As resenhas de apresentação do livro afirmam que o texto foge ao espectro infanto-juvenil dado contar a história (triste) de um menino retirante que chegou à presidência da República. Audálio Dantas traduziu em texto a narrativa feita pelo próprio presidente sobre a infância que ele próprio diz não ter tido.

A história contada pelo presidente em nada difere da acontecida com milhares de outros retirantes que no passado empreenderam a viagem ao sul do país a bordo de um pau-de-arara. De fato, fugindo ao ciclo da fome e da miséria, Dona Lindu (a mãe de Lula) empreendeu com os sete filhos a incerta aventura de tentar a sorte em região mais próspera.

O livro consiste, portanto, de um memorial sobre a vida de uma criança cuja mãe, a certa altura, declarou: “esse menino vai longe”.

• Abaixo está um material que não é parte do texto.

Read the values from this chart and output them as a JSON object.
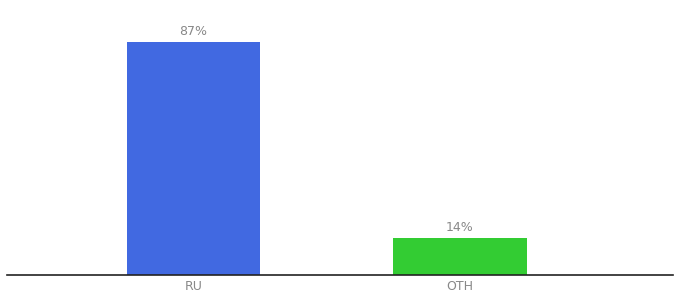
{
  "categories": [
    "RU",
    "OTH"
  ],
  "values": [
    87,
    14
  ],
  "bar_colors": [
    "#4169e1",
    "#33cc33"
  ],
  "label_texts": [
    "87%",
    "14%"
  ],
  "ylim": [
    0,
    100
  ],
  "background_color": "#ffffff",
  "tick_label_color": "#888888",
  "value_label_color": "#888888",
  "bar_width": 0.5,
  "x_positions": [
    1,
    2
  ],
  "xlim": [
    0.3,
    2.8
  ],
  "figsize": [
    6.8,
    3.0
  ],
  "dpi": 100,
  "spine_color": "#222222",
  "label_fontsize": 9,
  "tick_fontsize": 9
}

E ele foi. Daí que não há que se negarem a ele os méritos de sua trajetória realmente invejável, nem interpor qualquer mau juízo à sua força e determinação. O homem venceu, é adorado pelas multidões, louve-se o fato. Mas é justamente por isso que o atual presidente da República não precisa que à sua biografia sejam acrescentadas coisas como esse livro piegas cujo intuito, ainda que negado veemente pelo autor, é construir uma imagem de superação que sirva de exemplo aos jovens deste país e atenda a fins políticos bastante claros. Convenhamos que esse tipo de coisa – da forma que foi feita - fica bem aos homens públicos já falecidos cujas personagens passam a servir muito bem a roteiros de exaltação. E este não é, definitivamente, o caso do atual presidente da República.

Como sempre acontece nessas circunstâncias, ao depois do livro publicado pouco importam as opiniões do autor e, no caso presente, a da personagem apresentada por ele. Os livros, como se sabe, adquirem vida própria e desgarram-se de quem os escreveu, comportando-se como esses filhos que se afastam dos pais e passam a seguir o seu próprio destino.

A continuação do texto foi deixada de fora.